= Clova Monastery =

Culdee monastery in Aberdeenshire, Scotland

Clova Monastery (also called Cloveth) was a medieval Culdee monastery in Kildrummy, Aberdeenshire, Scotland.

==Founding==
Clova was founded in the late sixth century by the pre-Columban missionary known to history as Saint Moluag, who was sent from the Bangor monastery in Ulster to the Picts in Scotland in 562, a year before Iona was established by Columba.

==Site==
Archaeological work at the site has revealed a prehistoric settlement with earth houses on the left bank of the Little Mill Burn, a tributary of the burn of Mossat, just east of Little Mill Smiddy, about a half mile south of Clova House (an eighteenth-century building), and a mile southwest of Lumsden. Near the site, the foundations of a small church, called St. Luke's by the local population, can still be traced, near which is a well called Sammiluak's. Some maintain its name is homophonous with St. Molaug's, others with St. Luke's.

Four stone crosses excavated in 1875, in the old churchyard are on display at Clova House and “may well be relics of the early Celtic monastery.” They were discovered in an upright position beneath the surface of the earth, where they had sunk over time. Traces of interment were noticeable.
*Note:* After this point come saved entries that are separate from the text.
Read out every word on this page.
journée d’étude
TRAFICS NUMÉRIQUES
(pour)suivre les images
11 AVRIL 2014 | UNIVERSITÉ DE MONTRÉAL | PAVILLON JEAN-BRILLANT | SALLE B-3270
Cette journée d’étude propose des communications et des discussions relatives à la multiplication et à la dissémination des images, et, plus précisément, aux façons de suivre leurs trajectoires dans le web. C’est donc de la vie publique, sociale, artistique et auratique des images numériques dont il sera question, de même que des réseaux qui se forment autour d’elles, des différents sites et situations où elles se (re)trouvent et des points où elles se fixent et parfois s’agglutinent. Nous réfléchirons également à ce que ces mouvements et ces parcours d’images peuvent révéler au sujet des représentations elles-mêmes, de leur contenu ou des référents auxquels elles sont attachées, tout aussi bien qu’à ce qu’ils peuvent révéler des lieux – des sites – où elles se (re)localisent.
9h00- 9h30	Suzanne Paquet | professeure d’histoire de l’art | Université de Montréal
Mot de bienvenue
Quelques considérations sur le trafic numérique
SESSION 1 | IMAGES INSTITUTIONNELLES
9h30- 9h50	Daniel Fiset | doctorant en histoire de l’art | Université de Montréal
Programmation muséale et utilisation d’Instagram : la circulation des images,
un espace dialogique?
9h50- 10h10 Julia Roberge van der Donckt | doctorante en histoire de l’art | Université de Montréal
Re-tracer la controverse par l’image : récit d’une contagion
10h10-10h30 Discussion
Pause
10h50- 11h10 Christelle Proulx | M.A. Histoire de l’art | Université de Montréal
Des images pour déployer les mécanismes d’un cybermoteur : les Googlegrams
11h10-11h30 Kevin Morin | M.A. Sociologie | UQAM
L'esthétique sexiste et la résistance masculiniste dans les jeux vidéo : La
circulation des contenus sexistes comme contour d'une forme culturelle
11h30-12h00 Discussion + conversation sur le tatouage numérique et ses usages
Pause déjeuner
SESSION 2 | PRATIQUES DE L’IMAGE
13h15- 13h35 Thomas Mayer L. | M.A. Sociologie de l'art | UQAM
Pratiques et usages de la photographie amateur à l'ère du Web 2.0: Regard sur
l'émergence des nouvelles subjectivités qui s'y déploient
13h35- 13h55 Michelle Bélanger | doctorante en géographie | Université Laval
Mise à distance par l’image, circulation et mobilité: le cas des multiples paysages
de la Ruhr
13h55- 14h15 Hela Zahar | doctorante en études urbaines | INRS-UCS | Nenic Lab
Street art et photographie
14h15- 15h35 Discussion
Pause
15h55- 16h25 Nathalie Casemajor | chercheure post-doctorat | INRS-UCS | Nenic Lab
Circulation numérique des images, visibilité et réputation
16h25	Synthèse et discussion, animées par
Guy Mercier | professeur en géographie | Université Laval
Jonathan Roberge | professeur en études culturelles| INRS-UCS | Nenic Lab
William Douglas Simpson tried to convey the atmosphere of the place in 1922, writing:
Standing on this very ancient and sacred site, is it not strange to think of it as the scene of a busy little Culdee community, where manuscripts were read and copied, and where schools were established to spread religion and civilization among the rude inhabitants of Kildrummy and Auchindoir, at a period when the adjoining earth houses may still have been inhabited, and when beacons blazed often on the vitrified fort at Tap o' Noth to give warning of approaching war.

==Life at Clova==
Most of the inhabitants of Clova were lay persons doing manual labor. In addition, there were three groups of monks: (a) the seniors, older men past their years of physical labor, (b) the working brethren doing the missionary and educational work of the monastery, and (c) the juniors, novices under instruction. Relays of the brethren would have been sent to conduct Laus perennis (perpetual praise) in the church night and day. The attire of the community would have been a floor-length shirt having an upper garment with hood and sleeves, shoes of hide, and a white surplice suitable for festivals. As with other medieval monasteries, the lifestyle at Clova was austere. The monks, regardless of from which social class they sprang, would have slept on either beds of stone or boards covered with straw, though each monk would probably have had his own cell or hut. Celibacy was strictly enforced. In the surrounding hills were the “diserts,” hermitages where members could go for solitary meditation. On the south side of Tap o’ North is located the stone of Moluag, sometimes called St. Moluag's Chair. It looks toward Clova and is thought to have been the site of Moluag's personal retreat.

To accomplish the evangelistic mission of the monastery, members went out in couples for several months at a time to preach among the natives. The educational mission included not only literacy, but practical instruction in agriculture.

==Eventual disposition==
Though the monastery survived for 600 years, little of its history was recorded, though it is known that Moluag placed it under the authority of his larger establishment at Mortlach in Banffshire. A supposed eleventh-century document purports that the church and lands of Clova were confirmed by Malcolm Canmore to the monastery at Mortlach in 1062; however, this title is now considered a forgery. Clova was merged ultimately into the Anglo-Norman system when Pope Adrian IV assigned Mortlach—along with the churches and monastery at Clova—to the See of Aberdeen in 1157.

One hint that the religious work of Clova survived into the thirteenth century is the notation that Gilbert de Stirling, bishop of Aberdeen, recovered Clova from “wicked Highlanders” in 1228. Clova eventually became a parish at which time the chapel replaced the monastery. It is argued that the name St. Luke’s was chosen for the chapel because of its similarity to the name of Clova's founder, Moluag. That is to say, after removing the first syllable of the saint's name, mo-, which is an honorific, and the endearing suffix -ag, one is left with the founder's actual personal name Lua, which is analogous to Luke.

Eventually, Clova was united with Kildrummy and denoted as “the parish of Kildrummy and Clova.” The date of this union is uncertain, though in 1363 the bishop ordained one vicar to serve both parishes with the church lands because the meagre revenues of both “are said to have been wasted by frequent wars.”